Example 6. Predicting positive outcome in cognitive and functional abilities and brain atrophy in subjects with Alzheimer’s disease: Coherent activity based on EEG response to gamma oscillation inducing sensory stimulation.

[00643] Several resting-state EEG markers are identified as potential biomarkers for monitoring decline in integrity of neuronal network activities in AD. Changes in EEG patterns are considered for detecting early stage of AD and for differentiating AD from other neurodegenerative diseases.

[00644] This example describes a study conducted to evaluate neurophysiological response to gamma oscillation inducing sensory stimulation in AD patients as potential biomarkers for predicting clinical outcomes of cognitive and functional abilities and brain atrophy.

[00645] The study shows that patients in gamma oscillation inducing non-invasive sensory stimulation therapy maintain their activities of daily living and have improved sleep quality over a 6-month treatment period. Two outcome measures were evaluated: functional ability and sleep quality, which are strongly linked to AD. Maintenance of functional ability represents an important treatment and management goal for AD patients, which can reduce formal and informal care or delaying time to institutionalization when successful.

Methods

[00646] The data presented here were from participants who participated in the Overture study (NCT03556280). Overture is a Phase I/II randomized, single-blind multi-center clinical trial. Participants in the treatment group of the trial used the GammaSense Stimulation System (Cognito Therapeutics, Inc., Cambridge, MA), a medical device that gives 40 Hz auditory and visual stimulation, for 1 hour every day during the 6-month trial. Participants in the sham group received sham stimulation. Prior to the start of the treatment period, baseline EEG recordings were acquired from all participants during 40 Hz auditory and visual stimulation. Here, it was investigated whether the baseline EEG responses during stimulation relate to the observed changes in patient outcomes during 6-month study period. First, it was identified the treatment and sham group participants who have baseline EEG recordings along with Mini-Mental State Examination (MMSE), Clinical Dementia Rating (CDR), Alzheimer's Disease Cooperative Study - Activities of Daily Living (ADCS-ADL) assessments and magnetic resonance imaging (MRI) volumetric data from lateral ventricles at baseline and after 6-month of stimulation (n=16). The participant scores were z-transformed, and a difference matrix was constructed, where each row represented a participant, and each column represented the observed change in a particular measure. The correlation between these z-transformed changes and the baseline EEG was examined. In addition, singular value decomposition was used to represent the changes in individual outcome variables (cognitive, functional, and structural) with a single unified measure, and the correlation between this measure and the EEG was also examined.

Results

[00647] Dependence of the unified measure on the EEG coherence differed significantly between the two groups (p=0.0392; linear model, unified measure - EEG coherence interaction term). Within the treatment group, higher baseline EEG coherence corresponded to better response to therapy. Consistent with this observation, each of the individual outcome measures trended towards a positive correlation with the baseline EEG coherence.
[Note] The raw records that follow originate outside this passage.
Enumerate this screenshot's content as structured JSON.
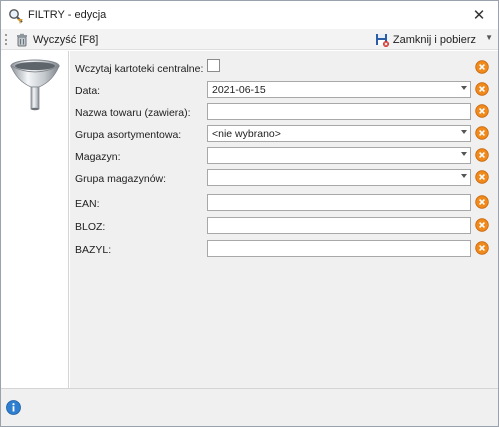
{
  "window": {
    "title": "FILTRY - edycja"
  },
  "toolbar": {
    "clear_label": "Wyczyść [F8]",
    "close_fetch_label": "Zamknij i pobierz"
  },
  "form": {
    "central_files": {
      "label": "Wczytaj kartoteki centralne:",
      "checked": false
    },
    "date": {
      "label": "Data:",
      "value": "2021-06-15"
    },
    "product_name": {
      "label": "Nazwa towaru (zawiera):",
      "value": ""
    },
    "assortment_group": {
      "label": "Grupa asortymentowa:",
      "value": "<nie wybrano>"
    },
    "warehouse": {
      "label": "Magazyn:",
      "value": ""
    },
    "warehouse_group": {
      "label": "Grupa magazynów:",
      "value": ""
    },
    "ean": {
      "label": "EAN:",
      "value": ""
    },
    "bloz": {
      "label": "BLOZ:",
      "value": ""
    },
    "bazyl": {
      "label": "BAZYL:",
      "value": ""
    }
  },
  "colors": {
    "clear_icon": "#f08a1c",
    "info_icon": "#2f7fd1",
    "content_bg": "#f0f0f0"
  }
}
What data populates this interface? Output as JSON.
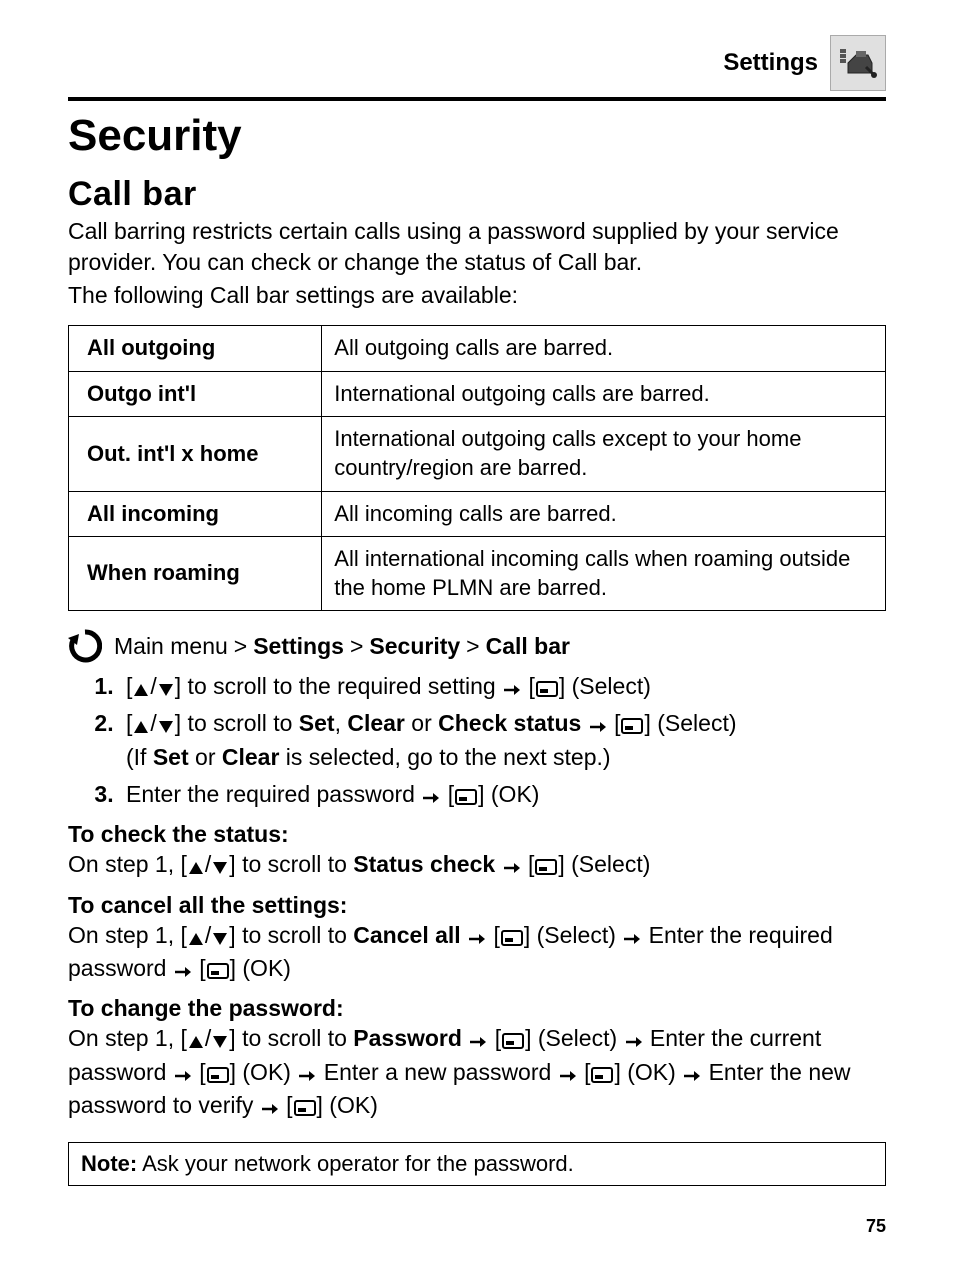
{
  "header": {
    "section_label": "Settings"
  },
  "title": "Security",
  "subsection": "Call bar",
  "intro1": "Call barring restricts certain calls using a password supplied by your service provider. You can check or change the status of Call bar.",
  "intro2": "The following Call bar settings are available:",
  "table": [
    {
      "key": "All outgoing",
      "val": "All outgoing calls are barred."
    },
    {
      "key": "Outgo int'l",
      "val": "International outgoing calls are barred."
    },
    {
      "key": "Out. int'l x home",
      "val": "International outgoing calls except to your home country/region are barred."
    },
    {
      "key": "All incoming",
      "val": "All incoming calls are barred."
    },
    {
      "key": "When roaming",
      "val": "All international incoming calls when roaming outside the home PLMN are barred."
    }
  ],
  "breadcrumb": {
    "prefix": "Main menu",
    "p1": "Settings",
    "p2": "Security",
    "p3": "Call bar"
  },
  "steps": {
    "s1a": "] to scroll to the required setting ",
    "s1b": "] (Select)",
    "s2a": "] to scroll to ",
    "s2b": "Set",
    "s2c": ", ",
    "s2d": "Clear",
    "s2e": " or ",
    "s2f": "Check status",
    "s2g": "] (Select)",
    "s2h": "(If ",
    "s2i": "Set",
    "s2j": " or ",
    "s2k": "Clear",
    "s2l": " is selected, go to the next step.)",
    "s3a": "Enter the required password ",
    "s3b": "] (OK)"
  },
  "check": {
    "heading": "To check the status:",
    "t1": "On step 1, [",
    "t2": "] to scroll to ",
    "t3": "Status check",
    "t4": "] (Select)"
  },
  "cancel": {
    "heading": "To cancel all the settings:",
    "t1": "On step 1, [",
    "t2": "] to scroll to ",
    "t3": "Cancel all",
    "t4": "] (Select) ",
    "t5": " Enter the required password ",
    "t6": "] (OK)"
  },
  "password": {
    "heading": "To change the password:",
    "t1": "On step 1, [",
    "t2": "] to scroll to ",
    "t3": "Password",
    "t4": "] (Select) ",
    "t5": " Enter the current password ",
    "t6": "] (OK) ",
    "t7": " Enter a new password ",
    "t8": "] (OK) ",
    "t9": " Enter the new password to verify ",
    "t10": "] (OK)"
  },
  "note": {
    "label": "Note:",
    "text": " Ask your network operator for the password."
  },
  "page_number": "75"
}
[00648] In line with the predicted mechanism of gamma oscillation inducing sensory stimulation, higher degree of coherent activity in EEG response to sensory stimulation predicted positive outcome in clinical instruments assessing cognitive and functional abilities and brain atrophy. Conclusions

[00649] In the study, patients with high EEG coherence in response to gamma oscillation inducing sensory stimulation tended to exhibit better outcomes after 6-month treatment period. These results suggest that patients with higher EEG coherence at baseline may respond better to gamma oscillation inducing sensory stimulation. These findings raise the possibility that EEG response characteristics to sensory stimuli can be an important determinant for patient selection in clinical studies or specific treatments.
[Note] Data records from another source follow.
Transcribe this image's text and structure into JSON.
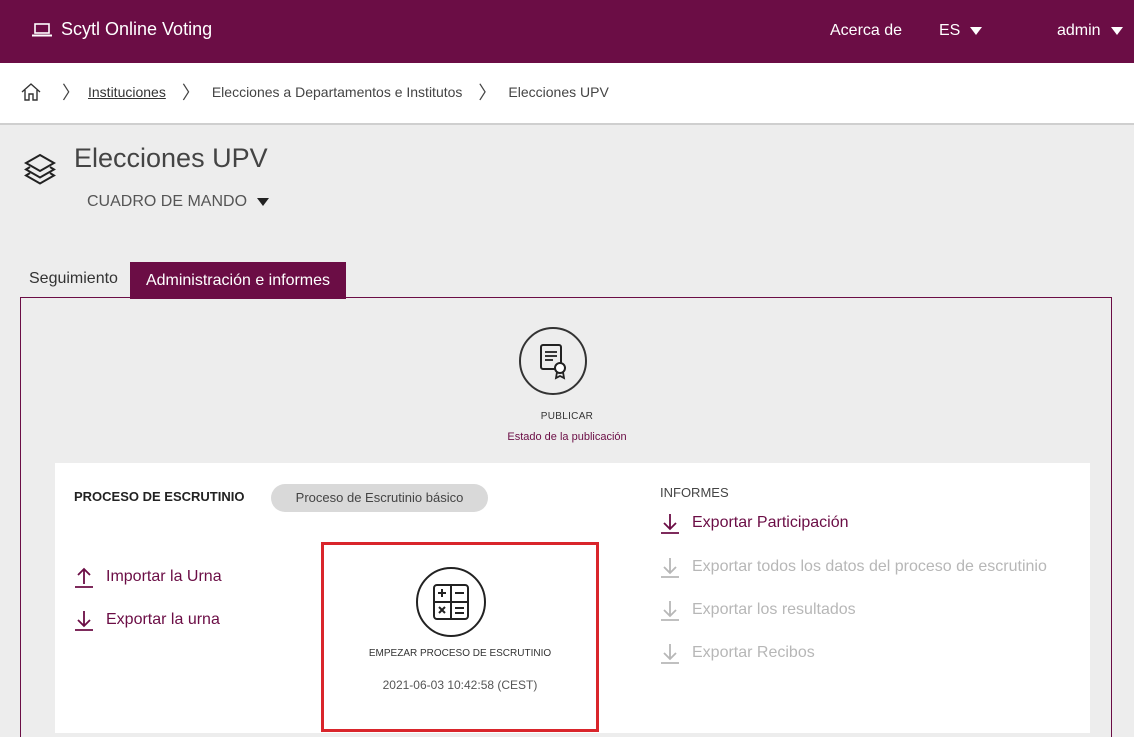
{
  "topbar": {
    "brand": "Scytl Online Voting",
    "about": "Acerca de",
    "lang": "ES",
    "user": "admin"
  },
  "breadcrumb": [
    "Instituciones",
    "Elecciones a Departamentos e Institutos",
    "Elecciones UPV"
  ],
  "page": {
    "title": "Elecciones UPV",
    "dashboard": "CUADRO DE MANDO"
  },
  "tabs": [
    "Seguimiento",
    "Administración e informes"
  ],
  "publish": {
    "label": "PUBLICAR",
    "link": "Estado de la publicación"
  },
  "scrutiny": {
    "label": "PROCESO DE ESCRUTINIO",
    "badge": "Proceso de Escrutinio básico",
    "import": "Importar la Urna",
    "export": "Exportar la urna",
    "start": "EMPEZAR PROCESO DE ESCRUTINIO",
    "date": "2021-06-03 10:42:58 (CEST)"
  },
  "reports": {
    "label": "INFORMES",
    "items": [
      "Exportar Participación",
      "Exportar todos los datos del proceso de escrutinio",
      "Exportar los resultados",
      "Exportar Recibos"
    ]
  },
  "colors": {
    "brand": "#6b0d45",
    "highlight": "#d9252b",
    "disabled": "#b7b7b7"
  }
}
Example 7. Randomized controlled trial of gamma oscillation inducing sensory stimulation treatment demonstrates maintained cognitive and functional abilities and reduced brain atrophy in patients with Alzheimer’s disease.

Background

[00650] Recent experimental findings have shown that induction of synchronized 40 Hz gamma oscillation of neuronal networks by optogenetic or sensory (e.g., visual and/or auditory) stimulation effectively diminishes hallmarks of Alzheimer’s disease (AD) pathology. Gamma oscillation inducing sensory stimulation reduces A0 plaques, hyperphosphorylated tau, neurodegeneration, brain atrophy, and reverses synaptic loss and function, leading to improved learning abilities in transgenic mice carrying AD-related human pathological genes (Adaikkan & Tsai, 2020). These results initiated the development and validation of non-invasive, gamma oscillation inducing sensory stimulation as a potential therapeutic intervention for AD treatment. Objectives

[00651] A phase VII randomized, controlled, double-blinded, US-based multi-center clinical trial (Overture trial; NCT03556280) was designed to evaluate feasibility, safety, tolerability, adherence, and efficacy of gamma oscillation inducing sensory stimulation, using Cognito Therapeutics medical device in subjects on the AD spectrum.

Methods

[00652] Participants with AD (MMSE 14-26, inclusive) were randomized 2: 1 to receive daily, one-hour, EEG-calibrated, 40 Hz noninvasive audio-visual stimulation or sham stimulation. At the start of the therapy, intensity of sensory stimulation was calibrated to each subject; following baseline EEG recordings, sensory evoked 40 Hz steady-state oscillation and cortical coherence were established at the tolerated intensities.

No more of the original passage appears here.